We are convinced that no body of laws could sanitise the system unless politicians, political parties and other actors on the scene are willing to effect a radical change of attitude. The now or never, or win or be damned attitude will always lead to the kind of results we got this year and in previous years. Party primary elections were marred by all sorts of imaginable and unimaginable malpractices. Party lords translated to tin gods who dictated who obtained tickets to contests and the influence of money thwarted the will of delegates and the electorate.

It is unfortunate that attempts to effect amendment of the Electoral Act before the polls were thwarted by the ego and interests of principal leaders of the executive and legislative arms of the Federal Government. Now that we are largely through with the conduct of the 2019 elections, work should start immediately on the corpus of electoral law and the whole architecture. What transpired this year must never be repeated again as it exposed Nigeria to ridicule before the international community that was fully represented as monitors of the process.

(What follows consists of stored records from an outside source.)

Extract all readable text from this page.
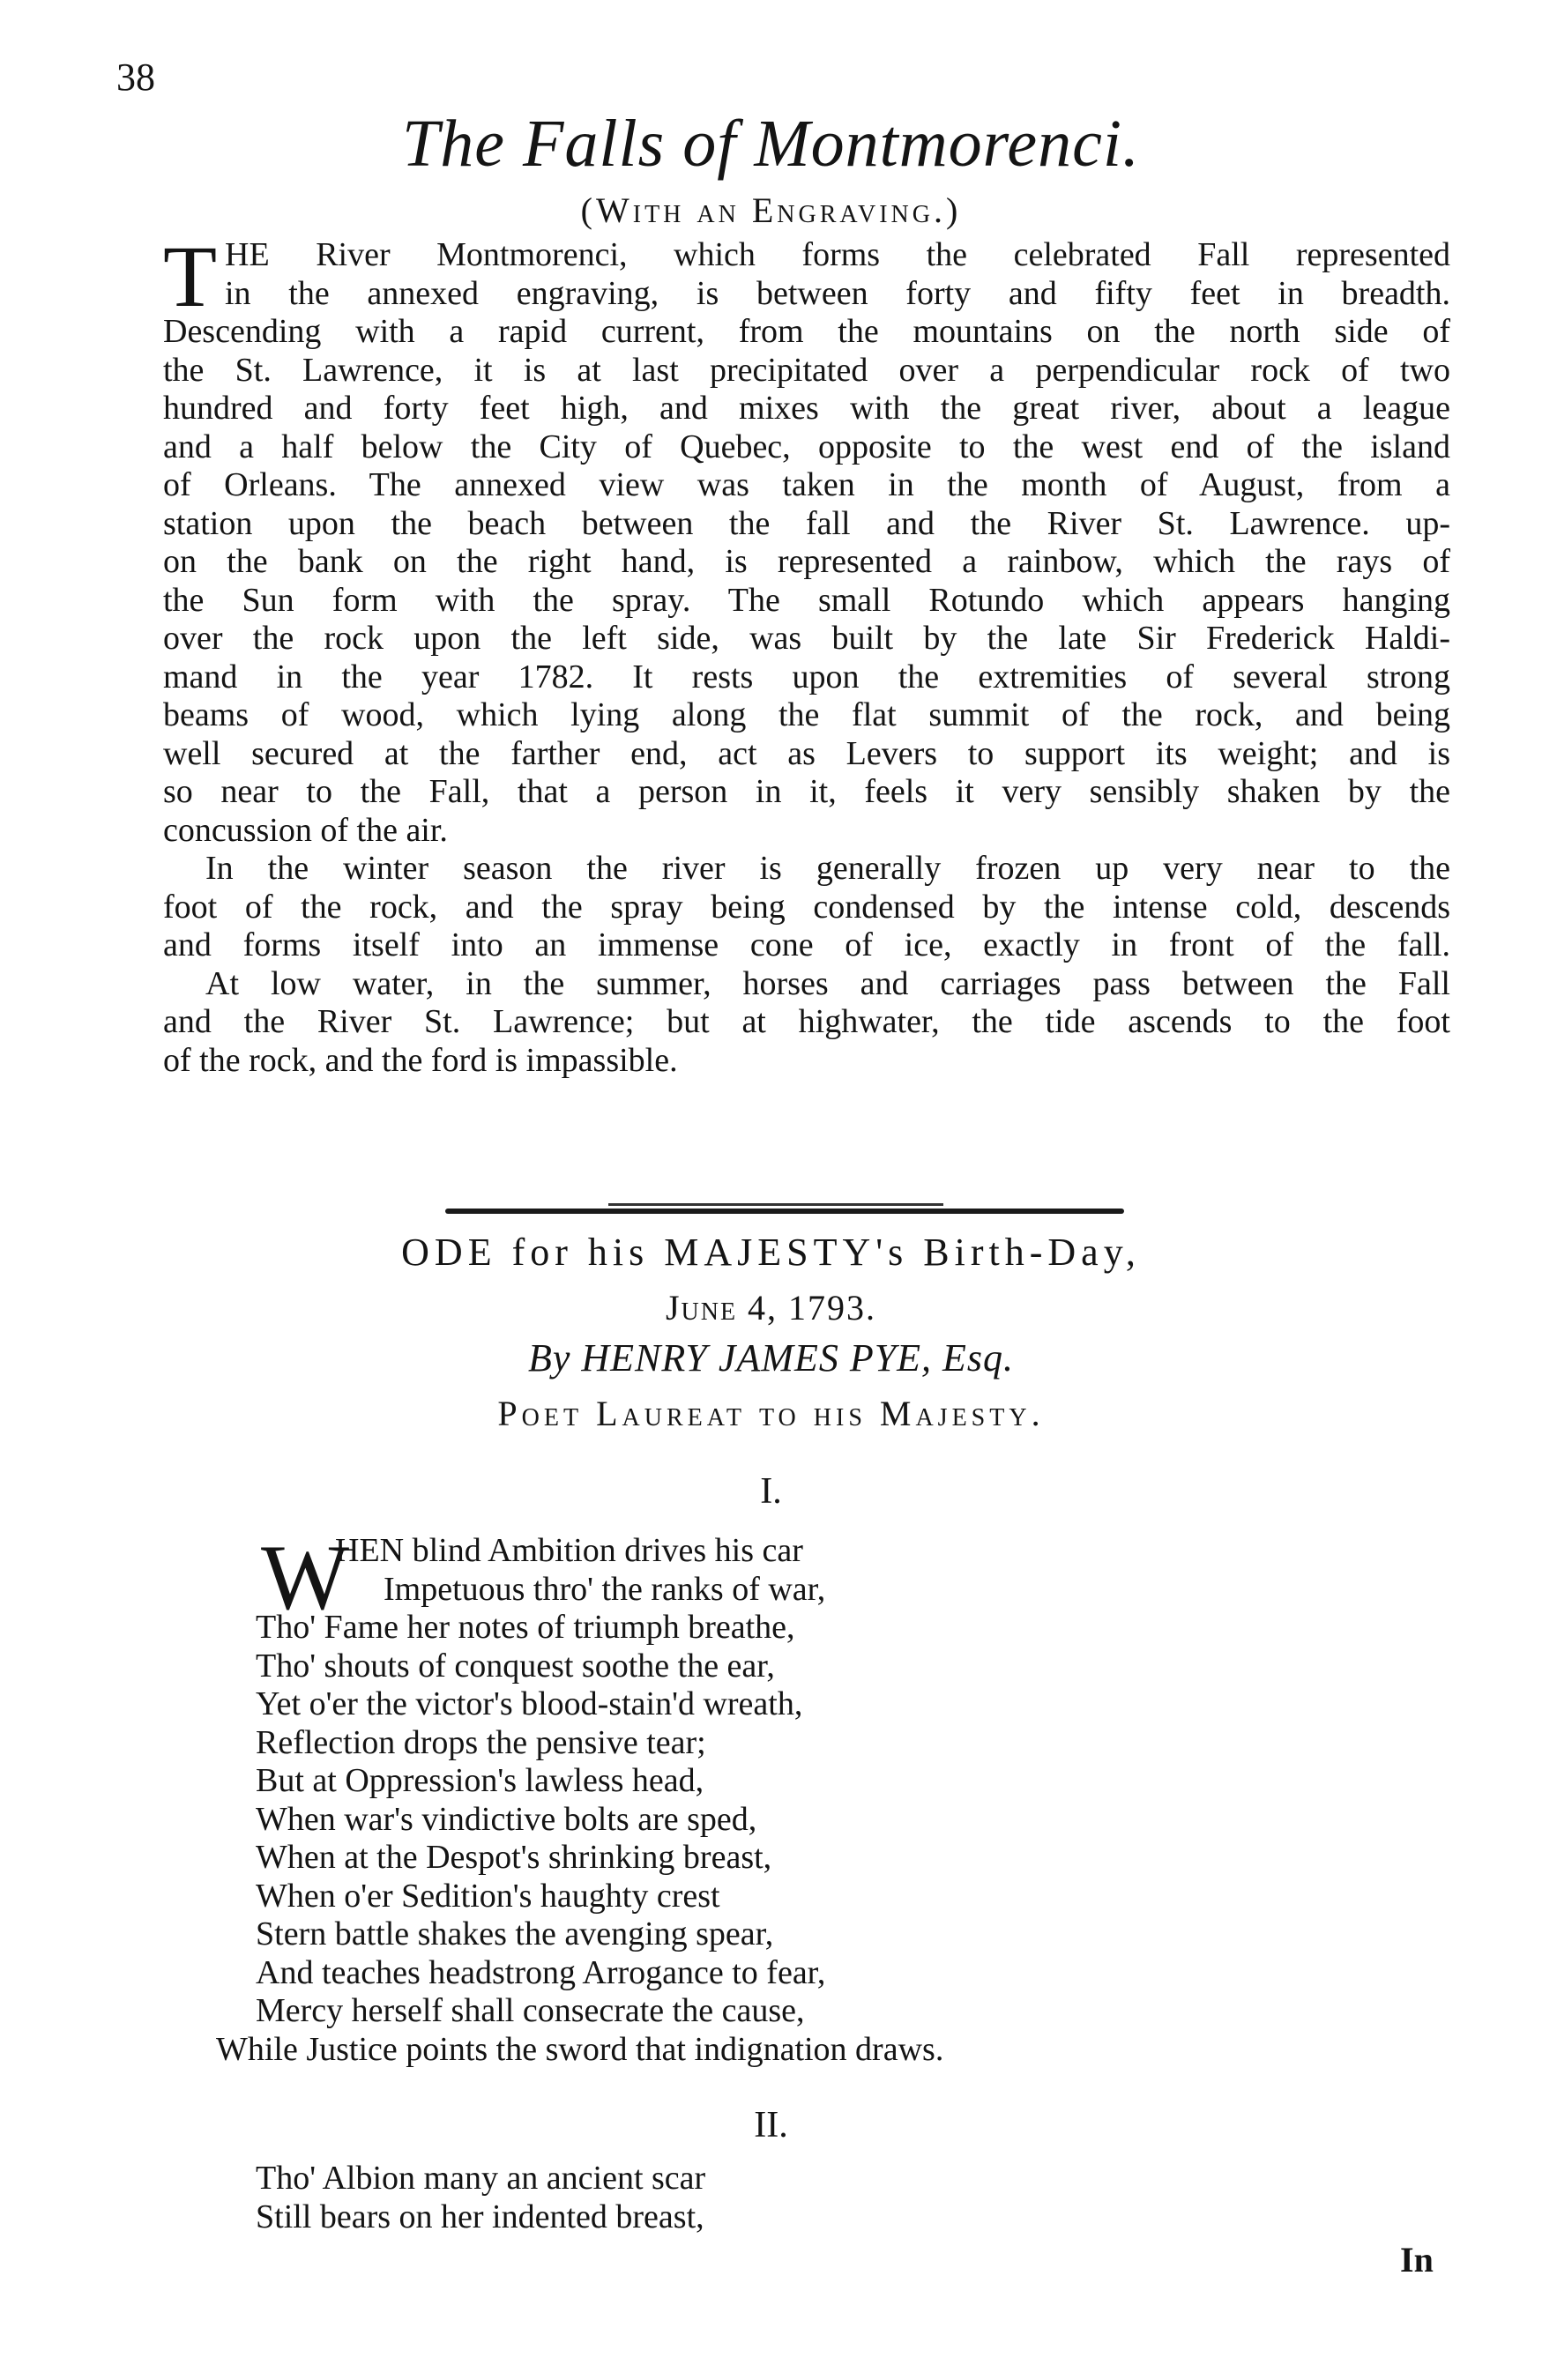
38
The Falls of Montmorenci.
(With an Engraving.)
T HE River Montmorenci, which forms the celebrated Fall represented
in the annexed engraving, is between forty and fifty feet in breadth.
Descending with a rapid current, from the mountains on the north side of
the St. Lawrence, it is at last precipitated over a perpendicular rock of two
hundred and forty feet high, and mixes with the great river, about a league
and a half below the City of Quebec, opposite to the west end of the island
of Orleans. The annexed view was taken in the month of August, from a
station upon the beach between the fall and the River St. Lawrence. up-
on the bank on the right hand, is represented a rainbow, which the rays of
the Sun form with the spray. The small Rotundo which appears hanging
over the rock upon the left side, was built by the late Sir Frederick Haldi-
mand in the year 1782. It rests upon the extremities of several strong
beams of wood, which lying along the flat summit of the rock, and being
well secured at the farther end, act as Levers to support its weight; and is
so near to the Fall, that a person in it, feels it very sensibly shaken by the
concussion of the air.
In the winter season the river is generally frozen up very near to the
foot of the rock, and the spray being condensed by the intense cold, descends
and forms itself into an immense cone of ice, exactly in front of the fall.
At low water, in the summer, horses and carriages pass between the Fall
and the River St. Lawrence; but at highwater, the tide ascends to the foot
of the rock, and the ford is impassible.
ODE for his MAJESTY's Birth-Day,
June 4, 1793.
By HENRY JAMES PYE, Esq.
Poet Laureat to his Majesty.
I.
W
HEN blind Ambition drives his car
Impetuous thro' the ranks of war,
Tho' Fame her notes of triumph breathe,
Tho' shouts of conquest soothe the ear,
Yet o'er the victor's blood-stain'd wreath,
Reflection drops the pensive tear;
But at Oppression's lawless head,
When war's vindictive bolts are sped,
When at the Despot's shrinking breast,
When o'er Sedition's haughty crest
Stern battle shakes the avenging spear,
And teaches headstrong Arrogance to fear,
Mercy herself shall consecrate the cause,
While Justice points the sword that indignation draws.
II.
Tho' Albion many an ancient scar
Still bears on her indented breast,
In
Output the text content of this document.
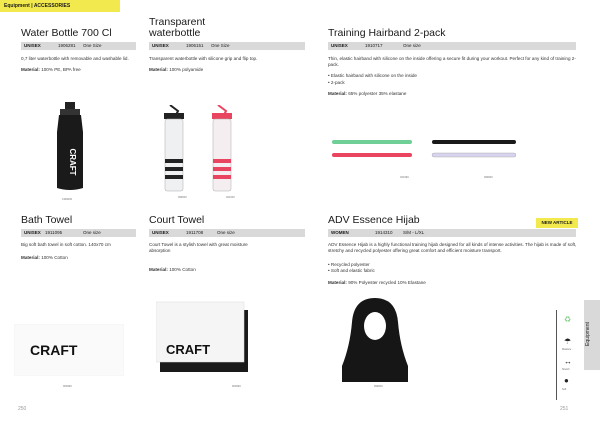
Equipment | ACCESSORIES
Water Bottle 700 Cl
UNISEX	1906281 One Size
0,7 liter waterbottle with removable and washable lid.
Material: 100% PE, BPA free
CRAFT
1999000
Transparent
waterbottle
UNISEX	1906151 One Size
Transparent waterbottle with silicone grip and flip top.
Material: 100% polyamide
999000	461000
Training Hairband 2-pack
UNISEX	1910717	One size
Thin, elastic hairband with silicone on the inside offering a secure fit during your workout. Perfect for any kind of training 2-pack.
• Elastic hairband with silicone on the inside
• 2-pack
Material: 65% polyester 35% elastane
461999	999900
Bath Towel
UNISEX 1911095	One size
Big soft bath towel in soft cotton. 140x70 cm
Material: 100% Cotton
CRAFT
900999
Court Towel
UNISEX	1911708	One size
Court Towel is a stylish towel with great moisture absorption
Material: 100% Cotton
CRAFT
900999
ADV Essence Hijab	NEW ARTICLE
WOMEN	1914310 S/M - L/XL
ADV Essence Hijab is a highly functional training hijab designed for all kinds of intense activities. The hijab is made of soft, stretchy and recycled polyester offering great comfort and efficient moisture transport.
• Recycled polyester
• Soft and elastic fabric
Material: 90% Polyester recycled 10% Elastane
999000
♻
☂
Moisture
↔
Stretch
●
Soft
Equipment
250	251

The election commission no longer has any excuse to present malfunctioning card readers. And, the manual collation and transmission of results is no longer tenable. Whereas the law as it stands today forbids full digitisation of the process, it is clearly the way to go in the run-up to 2023. If India that is more populous and has as many rural and illiterate population could deploy technology for conduct of elections, Nigerian authorities no longer have any excuse standing in the way. We have seen the best that manual conduct can give and can all attest to its inadequacy for our purpose; that should be enough incentive to employ technology.

Elections are too central to democracy for us to treat it as we have done since the Esua-led electoral commission of the First Republic. Each election cycle since then has led to wanton destruction of property, loss of lives and probable installation of losers in power. As such, those who forced their way into government had disregarded the will of the people in the process of governance, thus compounding retrogression and underdevelopment. Year 2023 offers another opportunity; one we cannot afford to miss. The security agencies have to be properly trained for the purpose. The electoral commission should drive the process, mapping out each agency’s schedule of duties. Unless this is accepted by all and all agencies made to subscribe to it, there can be no synergy and it will work against the conduct of free, fair polls. The Buhari administration should subscribe to early preparation, getting the electoral act prepared and signed before the end of this year and make available necessary funds for procurement of hardware and software, training and all needed redesign of the system. A massive campaign by information channels towards ensuring that politicians imbibe the spirit of fair-play would go a long way in assisting the reform process.

All those arrested for transgressing the law should be duly prosecuted if only to deter others from travelling the same road in future. In doing so, their sponsors, too, should be made to face the full weight of the law. Unless this is done, the cycle of bloodletting will persist and the nation would be set on edge each time election is approaching. The civil society, all educated Nigerians who are ashamed of the state of affairs should get actively involved if the jinx is to be broken.